Again Boko Haram Offers To Swap Detainees For Chibok Girls

    Boko Haram extremists are offering to free more than 200
    girls kidnapped from a boarding school in the town of Chibok in exchange for
    the release of militant leaders held by the government, a human rights activist
    has told The Associated Press.
    The activist said Boko Haram’s current offer is limited to
    the girls from the school in northeastern Nigeria whose mass abduction in April
    2014 ignited worldwide outrage and a campaign to “Bring Back Our
    Girls” that stretched to the White House.
    The new initiative reopens an offer made last year to the
    government of former President Goodluck Jonathan to release the 219 students in
    exchange for 16 Boko Haram detainees, the activist said.
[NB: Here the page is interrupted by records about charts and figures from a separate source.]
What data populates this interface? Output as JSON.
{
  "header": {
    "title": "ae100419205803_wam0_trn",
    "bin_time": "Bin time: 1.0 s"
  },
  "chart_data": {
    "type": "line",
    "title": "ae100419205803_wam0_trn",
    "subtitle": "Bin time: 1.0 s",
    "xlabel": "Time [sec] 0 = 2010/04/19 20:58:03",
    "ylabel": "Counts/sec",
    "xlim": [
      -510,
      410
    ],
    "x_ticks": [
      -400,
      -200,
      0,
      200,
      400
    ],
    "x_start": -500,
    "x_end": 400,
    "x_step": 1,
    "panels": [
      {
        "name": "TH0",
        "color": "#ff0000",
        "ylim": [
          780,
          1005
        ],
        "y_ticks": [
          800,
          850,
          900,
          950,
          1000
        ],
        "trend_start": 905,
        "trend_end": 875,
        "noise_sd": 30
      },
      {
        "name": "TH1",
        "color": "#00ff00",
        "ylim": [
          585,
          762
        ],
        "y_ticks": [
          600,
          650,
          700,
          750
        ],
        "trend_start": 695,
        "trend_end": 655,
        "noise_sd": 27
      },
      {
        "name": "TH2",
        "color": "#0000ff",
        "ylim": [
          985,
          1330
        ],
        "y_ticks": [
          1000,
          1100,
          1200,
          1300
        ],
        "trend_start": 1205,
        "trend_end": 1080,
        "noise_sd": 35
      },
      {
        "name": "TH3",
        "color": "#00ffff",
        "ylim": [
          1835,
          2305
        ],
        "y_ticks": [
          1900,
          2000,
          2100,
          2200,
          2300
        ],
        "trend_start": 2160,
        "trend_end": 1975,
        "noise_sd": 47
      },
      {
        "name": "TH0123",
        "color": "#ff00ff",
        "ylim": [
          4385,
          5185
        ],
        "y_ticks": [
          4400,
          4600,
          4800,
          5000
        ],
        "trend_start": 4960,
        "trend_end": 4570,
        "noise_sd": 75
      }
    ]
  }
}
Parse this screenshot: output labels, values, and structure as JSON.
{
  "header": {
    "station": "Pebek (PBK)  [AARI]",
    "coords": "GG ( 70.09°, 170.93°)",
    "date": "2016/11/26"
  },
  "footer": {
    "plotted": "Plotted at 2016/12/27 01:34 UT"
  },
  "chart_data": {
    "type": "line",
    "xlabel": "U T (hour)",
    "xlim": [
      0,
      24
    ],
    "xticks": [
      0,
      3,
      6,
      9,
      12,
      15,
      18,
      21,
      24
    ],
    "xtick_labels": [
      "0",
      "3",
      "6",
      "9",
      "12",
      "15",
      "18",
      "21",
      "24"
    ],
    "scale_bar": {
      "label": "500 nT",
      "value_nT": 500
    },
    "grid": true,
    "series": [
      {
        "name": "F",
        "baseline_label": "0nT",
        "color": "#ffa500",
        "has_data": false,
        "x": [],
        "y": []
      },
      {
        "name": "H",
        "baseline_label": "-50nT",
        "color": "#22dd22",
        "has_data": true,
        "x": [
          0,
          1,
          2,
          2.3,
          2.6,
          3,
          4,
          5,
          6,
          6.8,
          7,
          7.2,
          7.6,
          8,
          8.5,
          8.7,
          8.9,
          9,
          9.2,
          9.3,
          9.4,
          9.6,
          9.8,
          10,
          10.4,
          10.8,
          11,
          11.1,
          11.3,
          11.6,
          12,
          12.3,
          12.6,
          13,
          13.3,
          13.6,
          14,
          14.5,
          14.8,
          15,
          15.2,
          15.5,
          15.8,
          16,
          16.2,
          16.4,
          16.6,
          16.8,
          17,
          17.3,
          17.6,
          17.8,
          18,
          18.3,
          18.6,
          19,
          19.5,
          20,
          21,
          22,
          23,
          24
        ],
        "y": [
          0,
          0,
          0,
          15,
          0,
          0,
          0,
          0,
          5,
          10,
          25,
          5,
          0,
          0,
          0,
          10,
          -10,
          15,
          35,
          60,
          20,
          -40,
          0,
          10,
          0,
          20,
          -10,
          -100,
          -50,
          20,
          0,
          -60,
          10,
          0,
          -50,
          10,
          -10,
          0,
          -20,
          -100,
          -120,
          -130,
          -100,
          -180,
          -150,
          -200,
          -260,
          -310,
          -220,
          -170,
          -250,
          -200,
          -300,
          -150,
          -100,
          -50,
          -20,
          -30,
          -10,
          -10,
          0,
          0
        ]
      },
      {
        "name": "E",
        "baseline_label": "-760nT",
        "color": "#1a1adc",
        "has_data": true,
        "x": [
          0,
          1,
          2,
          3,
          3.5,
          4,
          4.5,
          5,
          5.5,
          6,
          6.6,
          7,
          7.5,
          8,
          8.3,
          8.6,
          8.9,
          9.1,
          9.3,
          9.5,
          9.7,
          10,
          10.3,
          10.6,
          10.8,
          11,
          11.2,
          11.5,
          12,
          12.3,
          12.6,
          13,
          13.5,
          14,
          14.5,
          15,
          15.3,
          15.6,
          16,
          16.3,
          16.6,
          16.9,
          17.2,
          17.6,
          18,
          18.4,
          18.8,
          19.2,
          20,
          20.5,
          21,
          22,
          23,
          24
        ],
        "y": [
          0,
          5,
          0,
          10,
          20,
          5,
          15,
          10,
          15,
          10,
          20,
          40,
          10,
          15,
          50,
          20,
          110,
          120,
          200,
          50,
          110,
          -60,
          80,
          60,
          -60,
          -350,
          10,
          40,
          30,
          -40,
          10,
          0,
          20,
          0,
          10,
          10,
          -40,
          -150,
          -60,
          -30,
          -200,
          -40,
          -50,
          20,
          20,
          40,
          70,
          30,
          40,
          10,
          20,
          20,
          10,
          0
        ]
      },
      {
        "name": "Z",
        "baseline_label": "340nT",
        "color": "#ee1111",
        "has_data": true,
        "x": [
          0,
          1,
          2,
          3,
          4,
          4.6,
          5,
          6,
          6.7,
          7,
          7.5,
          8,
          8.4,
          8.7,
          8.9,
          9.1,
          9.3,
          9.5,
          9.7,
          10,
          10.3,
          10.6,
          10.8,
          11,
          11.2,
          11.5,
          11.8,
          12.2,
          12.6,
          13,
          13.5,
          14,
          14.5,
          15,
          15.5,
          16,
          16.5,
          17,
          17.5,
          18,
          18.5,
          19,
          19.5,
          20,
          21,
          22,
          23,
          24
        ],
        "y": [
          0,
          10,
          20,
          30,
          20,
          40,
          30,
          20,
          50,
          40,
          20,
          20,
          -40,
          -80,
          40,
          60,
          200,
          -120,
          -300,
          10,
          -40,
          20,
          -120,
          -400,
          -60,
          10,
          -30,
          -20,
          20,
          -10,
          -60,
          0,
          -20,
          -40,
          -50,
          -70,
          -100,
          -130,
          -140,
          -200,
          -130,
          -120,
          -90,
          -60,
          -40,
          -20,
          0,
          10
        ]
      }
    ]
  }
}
He spoke on condition
    of anonymity because he was not authorized to talk to reporters on this sensitive
    issue.

    Fred Eno, an apolitical Nigerian who has been negotiating
    with Boko Haram for more than a year, told the AP that “another window of
    opportunity opened” in the last few days, though he could not discuss
    details.
    He said the recent slew of Boko Haram bloodletting — some
    350 people killed in the past nine days — is consistent with past ratcheting up
    of violence as the militants seek a stronger negotiating position.
    Eno said the 5-week-old administration of President
    Muhammadu Buhari offers “a clean slate” to bring the militants back
    to negotiations that had become poisoned by the different security agencies and
    their advice to Jonathan.

    Presidential adviser Femi Adesina said on Saturday that
    Nigeria’s government “will not be averse” to talks with Boko Haram.